Ask a Techspert: How does AI understand my visual searches?
What Happened
Learn more about AI Mode in Search’s query fan-out method for visual search.
Our Take
Google's AI Mode decomposes a single visual query into multiple parallel sub-queries — a technique called query fan-out — before hitting its retrieval layer. This applies to image-based searches where a single embedding match fails to capture intent.
Most production RAG pipelines still run one query per retrieval call. Multi-query expansion — already available in LangChain's MultiQueryRetriever and LlamaIndex's query transforms — consistently lifts recall, especially for visual or ambiguous inputs.

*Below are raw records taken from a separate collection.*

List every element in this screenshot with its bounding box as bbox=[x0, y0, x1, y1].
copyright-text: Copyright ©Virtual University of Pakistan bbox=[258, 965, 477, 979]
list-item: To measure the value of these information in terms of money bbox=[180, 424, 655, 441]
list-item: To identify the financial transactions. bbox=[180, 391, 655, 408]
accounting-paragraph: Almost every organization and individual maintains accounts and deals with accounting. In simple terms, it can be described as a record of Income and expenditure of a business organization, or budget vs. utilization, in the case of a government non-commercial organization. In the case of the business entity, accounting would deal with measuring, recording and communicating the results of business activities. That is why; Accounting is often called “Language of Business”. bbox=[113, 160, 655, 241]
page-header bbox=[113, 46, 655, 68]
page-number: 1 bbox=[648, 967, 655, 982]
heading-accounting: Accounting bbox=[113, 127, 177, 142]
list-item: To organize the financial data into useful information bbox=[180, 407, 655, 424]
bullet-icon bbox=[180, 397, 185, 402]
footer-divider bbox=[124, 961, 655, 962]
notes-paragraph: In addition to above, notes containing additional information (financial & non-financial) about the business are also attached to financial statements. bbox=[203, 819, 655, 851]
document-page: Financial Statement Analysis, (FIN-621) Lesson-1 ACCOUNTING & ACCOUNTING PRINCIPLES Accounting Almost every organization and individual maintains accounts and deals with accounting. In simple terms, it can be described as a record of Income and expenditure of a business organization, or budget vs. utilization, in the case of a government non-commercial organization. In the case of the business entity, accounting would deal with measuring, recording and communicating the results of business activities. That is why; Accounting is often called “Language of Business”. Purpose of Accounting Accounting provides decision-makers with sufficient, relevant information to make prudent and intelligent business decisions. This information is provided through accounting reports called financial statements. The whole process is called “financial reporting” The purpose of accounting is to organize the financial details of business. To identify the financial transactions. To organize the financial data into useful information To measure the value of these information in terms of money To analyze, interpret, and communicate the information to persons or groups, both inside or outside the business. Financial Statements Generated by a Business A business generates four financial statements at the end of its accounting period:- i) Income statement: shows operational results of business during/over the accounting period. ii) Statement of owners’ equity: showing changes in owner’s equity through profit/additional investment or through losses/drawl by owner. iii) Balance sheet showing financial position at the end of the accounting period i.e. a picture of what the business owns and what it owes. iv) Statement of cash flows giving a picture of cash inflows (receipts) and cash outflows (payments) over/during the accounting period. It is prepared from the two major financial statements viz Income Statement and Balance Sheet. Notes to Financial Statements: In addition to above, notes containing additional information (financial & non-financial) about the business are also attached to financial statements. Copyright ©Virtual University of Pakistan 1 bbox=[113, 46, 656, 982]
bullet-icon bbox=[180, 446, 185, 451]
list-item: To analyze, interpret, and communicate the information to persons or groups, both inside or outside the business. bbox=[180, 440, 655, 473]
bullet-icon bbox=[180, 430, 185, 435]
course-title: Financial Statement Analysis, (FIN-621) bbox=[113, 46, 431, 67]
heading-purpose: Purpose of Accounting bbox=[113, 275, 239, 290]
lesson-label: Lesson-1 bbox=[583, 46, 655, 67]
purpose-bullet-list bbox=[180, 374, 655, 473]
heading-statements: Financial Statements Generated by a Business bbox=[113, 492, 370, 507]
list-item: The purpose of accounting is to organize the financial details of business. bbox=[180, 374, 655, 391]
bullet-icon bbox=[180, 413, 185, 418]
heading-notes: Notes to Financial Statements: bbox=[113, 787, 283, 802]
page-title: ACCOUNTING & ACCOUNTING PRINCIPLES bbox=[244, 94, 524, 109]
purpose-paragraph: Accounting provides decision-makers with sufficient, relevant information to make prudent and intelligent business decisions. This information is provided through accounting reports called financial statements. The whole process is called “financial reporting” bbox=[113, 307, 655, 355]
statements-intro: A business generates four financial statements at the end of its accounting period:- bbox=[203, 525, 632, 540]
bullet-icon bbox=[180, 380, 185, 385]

Defaulting to single-shot retrieval is just leaving accuracy on the table.
Teams building multimodal search or agent memory should add fan-out before their vector store call. Pure text RAG on structured docs can skip it.
What To Do
Use LangChain's MultiQueryRetriever instead of single-query retrieval because fan-out lifts recall on ambiguous or visual inputs without changing your embedding model.
Builder's Brief
What Skeptics Say
Google's 'query fan-out' framing for AI Mode visual search is a PR explainer, not technical disclosure — it describes behavior at a level that obscures actual latency costs, index dependencies, and how often the multi-query approach simply returns worse results than single-query lookup. Calling it an explainer while withholding the failure rates is selective transparency.